- Born: Edith Josephine Denning February 16, 1924 Orlinda, Tennessee, US
- Died: August 16, 2017 (aged 93) Nashville, Tennessee, US
- Years active: 1941–1991
- Known for: Executive Director Country Music Association 1962-91
- Spouse(s): Charles Walker ​ ​(m. 1954; died 1967)​ Bob Meador ​ ​(m. 1981; died 2015)​
- Children: 3
- Awards: Country Music Hall of Fame, 1995

= Jo Walker-Meador =

American music executive

Jo Walker-Meador (February 16, 1924 – August 16, 2017) was an American music executive who served as Executive Director of the Country Music Association (CMA) from 1962 to 1991. During her tenure, she created the first Country Music Hall of Fame and Museum, which opened near Music Row and ran from 1967 to 2000, developed the Country Music Association Awards (CMA Awards), which first ran in 1967, and launched Fan Fair (now the CMA Music Festival) in 1972. In 1995, Walker-Meador was inducted into the Country Music Hall of Fame.

==Early years==
Born Edith Josephine Denning in Orlinda, Tennessee as one of eleven children on a family farm, her goal was to become a high school teacher and basketball coach, given she played the sport in high school. Because of the Great Depression and World War II, Denning had to get a job and save money to go to college. During World War II, she worked in the salvage department at the Vultee Aircraft plant in Nashville during the day, while going to the Watkins Institute (now part of Belmont University) for night school to learn how to be a secretary. Denning later attended Peabody College in Nashville (now part of Vanderbilt University) and Lambuth College in Jackson, Tennessee (now part of the University of Memphis).

==Work with the CMA==
When the CMA was formed in 1958, Denning (then known as Jo Walker) was hired as the first full-time employee to do secretarial duties for the first Executive Director Harry Stone, a former manager for WSM AM radio in Nashville. Stone stayed in the position of executive director until 1960. Prior to her hiring with the CMA, Walker had never visited the Grand Ole Opry.

In a meeting on who to replace Stone as CMA's executive director, CMA member and country comedian Minnie Pearl stated, "Jo's doing all the work. Why don't we just hire her?" (Walker was not in attendance at the meeting when Pearl made the comments.) Walker took the position in 1962.

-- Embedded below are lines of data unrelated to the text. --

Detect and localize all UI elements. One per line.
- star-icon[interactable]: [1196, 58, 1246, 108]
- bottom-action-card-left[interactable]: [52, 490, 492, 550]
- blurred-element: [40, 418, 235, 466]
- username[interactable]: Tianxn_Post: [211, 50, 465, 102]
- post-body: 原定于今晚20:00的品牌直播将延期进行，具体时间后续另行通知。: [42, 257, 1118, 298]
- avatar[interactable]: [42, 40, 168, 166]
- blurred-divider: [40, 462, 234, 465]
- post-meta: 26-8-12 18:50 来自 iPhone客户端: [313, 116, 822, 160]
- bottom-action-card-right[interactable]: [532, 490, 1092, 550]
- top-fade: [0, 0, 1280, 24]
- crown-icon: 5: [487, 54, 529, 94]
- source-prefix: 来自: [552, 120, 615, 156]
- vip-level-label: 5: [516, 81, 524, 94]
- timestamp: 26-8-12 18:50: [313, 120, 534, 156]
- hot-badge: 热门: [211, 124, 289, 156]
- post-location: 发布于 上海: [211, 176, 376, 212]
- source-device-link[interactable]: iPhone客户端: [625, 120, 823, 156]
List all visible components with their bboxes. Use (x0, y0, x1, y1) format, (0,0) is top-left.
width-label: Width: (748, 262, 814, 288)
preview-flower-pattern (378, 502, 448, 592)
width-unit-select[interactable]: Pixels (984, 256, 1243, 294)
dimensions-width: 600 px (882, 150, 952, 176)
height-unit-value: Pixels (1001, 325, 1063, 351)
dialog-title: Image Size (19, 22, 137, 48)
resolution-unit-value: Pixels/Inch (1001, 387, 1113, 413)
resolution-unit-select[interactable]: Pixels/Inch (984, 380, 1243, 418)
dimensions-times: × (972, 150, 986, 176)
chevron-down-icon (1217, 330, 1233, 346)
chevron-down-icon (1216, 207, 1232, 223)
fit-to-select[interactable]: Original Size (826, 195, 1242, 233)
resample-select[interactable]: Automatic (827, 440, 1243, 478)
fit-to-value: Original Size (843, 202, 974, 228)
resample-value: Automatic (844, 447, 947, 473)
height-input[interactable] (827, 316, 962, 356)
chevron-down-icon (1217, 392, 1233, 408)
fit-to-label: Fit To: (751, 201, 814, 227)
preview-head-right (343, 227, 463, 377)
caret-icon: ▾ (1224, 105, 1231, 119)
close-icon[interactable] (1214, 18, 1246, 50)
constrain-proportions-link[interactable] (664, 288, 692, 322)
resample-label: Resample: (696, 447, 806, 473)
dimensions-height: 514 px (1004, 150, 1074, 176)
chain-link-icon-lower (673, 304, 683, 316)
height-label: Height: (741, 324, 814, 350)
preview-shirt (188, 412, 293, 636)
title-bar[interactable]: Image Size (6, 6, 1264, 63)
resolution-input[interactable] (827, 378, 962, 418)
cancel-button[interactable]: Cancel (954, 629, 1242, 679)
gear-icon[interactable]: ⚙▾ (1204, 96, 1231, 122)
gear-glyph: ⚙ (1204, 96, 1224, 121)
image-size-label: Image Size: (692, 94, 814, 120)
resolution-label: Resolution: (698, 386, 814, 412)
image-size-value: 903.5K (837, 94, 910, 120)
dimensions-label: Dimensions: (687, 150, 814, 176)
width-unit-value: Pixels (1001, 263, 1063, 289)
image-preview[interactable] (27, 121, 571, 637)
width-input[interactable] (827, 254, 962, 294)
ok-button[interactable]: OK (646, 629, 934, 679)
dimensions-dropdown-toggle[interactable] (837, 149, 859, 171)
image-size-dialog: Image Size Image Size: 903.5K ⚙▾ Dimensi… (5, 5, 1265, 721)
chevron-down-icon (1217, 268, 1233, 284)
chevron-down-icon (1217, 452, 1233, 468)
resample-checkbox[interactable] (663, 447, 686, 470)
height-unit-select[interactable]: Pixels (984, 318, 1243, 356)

In the late 1950s, there were only 81 full-time country music radio stations in the United States. Walker's efforts during her tenure was to increase the number of radio stations in the US, which increased to over 2,400 by the time of her retirement, when she was known as Jo Walker-Meador. Other country music-related items established under Walker during the 1960s were the first Country Music Hall of Fame and Museum, with a national fundraising drive that helped complete the physical museum in 1967 (the Hall of Fame itself was established six years earlier), and the creation of the CMA Awards in 1967. In 1972, she helped establish Fan Fair (now the CMA Music Festival) for country music fans worldwide to meet their favorite stars in Nashville.

When Walker-Meador retired in 1991, she was honored at a retirement banquet of more than 1,000 attendees that included future Country Music Hall of Fame inductees Garth Brooks (2012) and Brenda Lee (1997).

==Legacy==
In 1994, the CMA established the Jo Walker-Meador Award in her honor. It would be given to individuals or organizations for supporting or advocating country music outside of the United States. She was inducted into the Country Music Hall of Fame the following year. Joining Walker-Meador in the Hall of Fame in 1995 was Roger Miller.

Other awards won by Walker-Meador include the City of Nashville Metronome Award in 1970, the Nashville Chamber of Commerce Board of Governors in 1977, the Academy of Country Music Jim Reeves Memorial Award (for establishing a CMA office in London) in 1983, and the first female President of the Board of Big Brothers in 1989.
Walker-Meador was also inducted into the Music City Walk of Fame in 2008.

==Personal life==
Walker-Meador was married twice. Her first marriage was to Charles Walker, and lasted from 1954 to Walker's death in 1967. That marriage would produce a daughter Michelle. The second marriage was to Bob Meador, and lasted from 1981 to Meador's death in 2015. Meador's marriage included two stepchildren, Rob and Karen.

Walker-Meador died of a stroke in Nashville on August 16, 2017.